Je ne peux pas accorder à M. Neault une déduction quotidienne supérieure à celle de 45 $ qui est fixée pour la méthode simplifiée, et sur laquelle l’ARC s’est fondée pour établir la nouvelle cotisation à son égard pour l’année d’imposition 2004. Si M. Neault voulait déduire plus de 45 $ par jour, il lui fallait utiliser la méthode détaillée qui est par ailleurs prévue par la législation fiscale, et qui exige de tenir des carnets de route et de conserver des reçus. Bien que les indemnités pour repas accordées par le Conseil du Trésor puissent donner à penser qu’un contribuable pourrait raisonnablement déduire plus de 45 $ par jour, je ne peux pas accueillir la demande de M. Neault s’il est incapable d’établir qu’il a bel et bien dépensé au-delà de 45 $ chaque jour, et que chacun de ces jours était admissible. M. Neault n’a pas su en faire la preuve.

 

III.    CONCLUSION

 

[23]         Il ne fait aucun doute que, durant les années d’imposition pertinentes, M. Stogrin a supporté, à titre d’employé d’une entreprise de transport, des frais de repas et de logement non remboursés alors qu’il voyageait à l’extérieur de la municipalité dans laquelle était situé son employeur, comme l’exigent les alinéas 8(1)g) et h) de la Loi pour l’obtention d’une déduction.

 

[24]         L’appelant a invoqué l’article 8 et le paragraphe 15(1) de la Charte pour soutenir que l’application de la méthode simplifiée est inéquitable. Les décisions rendues dans ce domaine ont établi que la restriction prévue à l’article 67.1 de la Loi ne donne pas lieu à une saisie ni ne crée une distinction qui, de par son objet ou son effet, contrevient à la Charte.

 

[25]         Tout comme les demandeurs dans la décision Smith, précitée, et l’appelant dans la décision Gaudet c. Canada[12], l’appelant soutient, en l’espèce, qu’il est victime d’une discrimination fondée sur le statut professionnel. Il avance qu’il devrait recevoir une déduction fiscale qui lui permettrait de réaliser une économie d’impôt à peu près équivalente aux avantages économiques dont bénéficient les employés du gouvernement fédéral à l’égard de dépenses similaires.

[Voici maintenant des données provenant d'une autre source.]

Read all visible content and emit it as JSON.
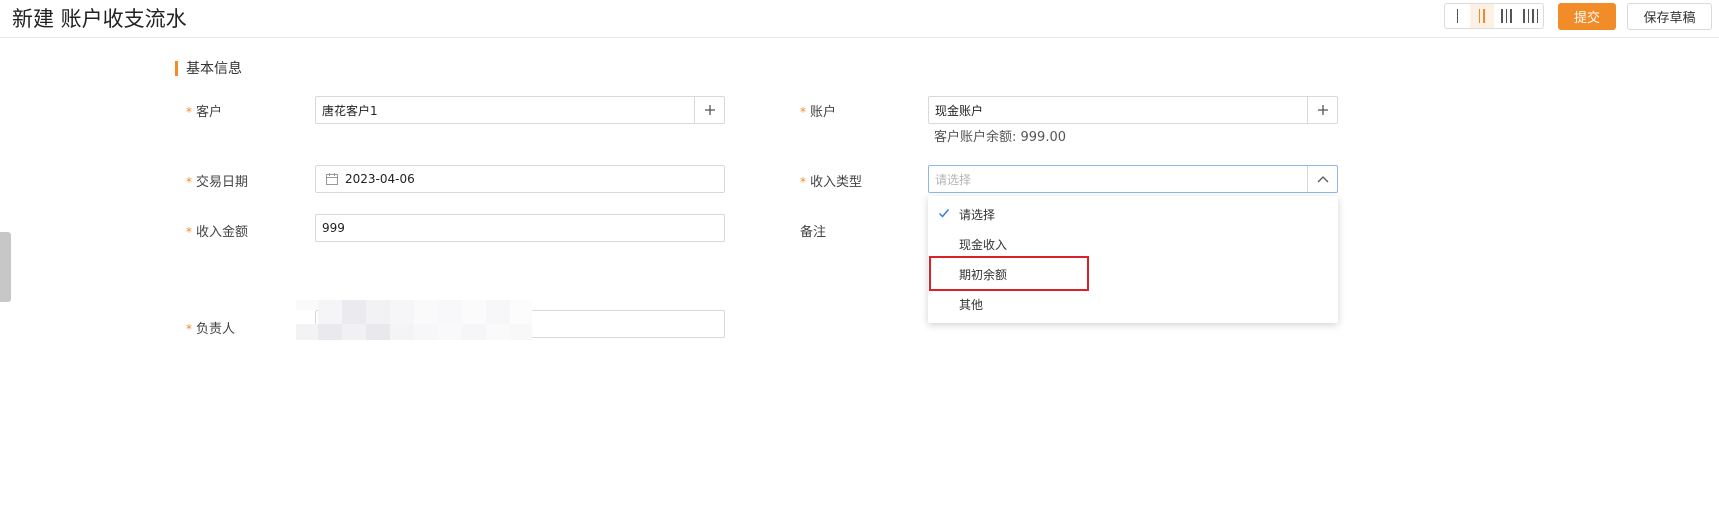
{
  "page": {
    "title": "新建 账户收支流水"
  },
  "toolbar": {
    "layouts": [
      {
        "name": "layout-1-column",
        "bars": 1,
        "active": false
      },
      {
        "name": "layout-2-column",
        "bars": 2,
        "active": true
      },
      {
        "name": "layout-3-column",
        "bars": 3,
        "active": false
      },
      {
        "name": "layout-4-column",
        "bars": 4,
        "active": false
      }
    ],
    "submit_label": "提交",
    "draft_label": "保存草稿"
  },
  "section": {
    "title": "基本信息"
  },
  "form": {
    "required_mark": "*",
    "customer": {
      "label": "客户",
      "value": "唐花客户1"
    },
    "account": {
      "label": "账户",
      "value": "现金账户",
      "balance_hint": "客户账户余额: 999.00"
    },
    "trade_date": {
      "label": "交易日期",
      "value": "2023-04-06"
    },
    "income_type": {
      "label": "收入类型",
      "placeholder": "请选择"
    },
    "income_amount": {
      "label": "收入金额",
      "value": "999"
    },
    "remark": {
      "label": "备注"
    },
    "owner": {
      "label": "负责人"
    }
  },
  "dropdown": {
    "options": [
      "请选择",
      "现金收入",
      "期初余额",
      "其他"
    ],
    "selected_index": 0,
    "highlighted_index": 2
  },
  "colors": {
    "accent": "#f28c28",
    "highlight": "#d9222a",
    "focus_border": "#8fb6e8"
  }
}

La Cour suprême du Canada a rejeté cet argument. La jurisprudence est constante à ce sujet : l’article 67.1 de la Loi est conforme à la Charte.

 

[26]         L’ARC n’a donc pas fait preuve de discrimination à l’égard de M. Stogrin en appliquant la restriction aux déductions pour frais de repas et de logement demandées par l’appelant au titre de l’article 67.1 de la Loi. Les arguments de l’appelant fondés sur la Charte ont été rejetés pour les motifs exposés dans les jugements que nous avons cités. Les déductions qui ont été calculées relativement aux cotisations fiscales pour les années 2006 et 2007 de l’appelant, après l’application de la restriction, doivent être maintenues. Je tiens à souligner, toutefois, que l’avocat de l’intimée a écrit à la Cour après l’audience, pour admettre que l’appelant avait le droit de déduire d’autres dépenses d’emploi de 1 020 $ et de 1 224 $ pour les années d’imposition 2006 et 2007, respectivement, en application des articles 8 et 67.1 de la Loi. Ces montants représentent 40 autres jours de déplacement.

 

[27]         Pour les motifs exposés ci‑dessus, l’appel est accueilli en partie seulement, et l’affaire est déférée au ministre pour qu’il procède à un nouvel examen et établisse de nouvelles cotisations en tenant compte du fait que l’appelant a droit à des déductions supplémentaires de 1 020 $ et de 1 224 $ pour les années d’imposition 2006 et 2007, respectivement.

 

Signé à Ottawa, Canada, ce 22e jour de novembre 2011.

 

 

 

« Robert J. Hogan »

Juge Robert J. Hogan

 

 

 

 

 

Traduction certifiée conforme

ce 15jour de février 2012.

 

 

 

Mario Lagacé, jurilinguiste


RÉFÉRENCE :                                  2011 CCI 532

 

NO DU DOSSIER DE LA COUR :     2010-3405(IT)I

 

INTITULÉ :                                       MYRON C. STOGRIN

                                                          c.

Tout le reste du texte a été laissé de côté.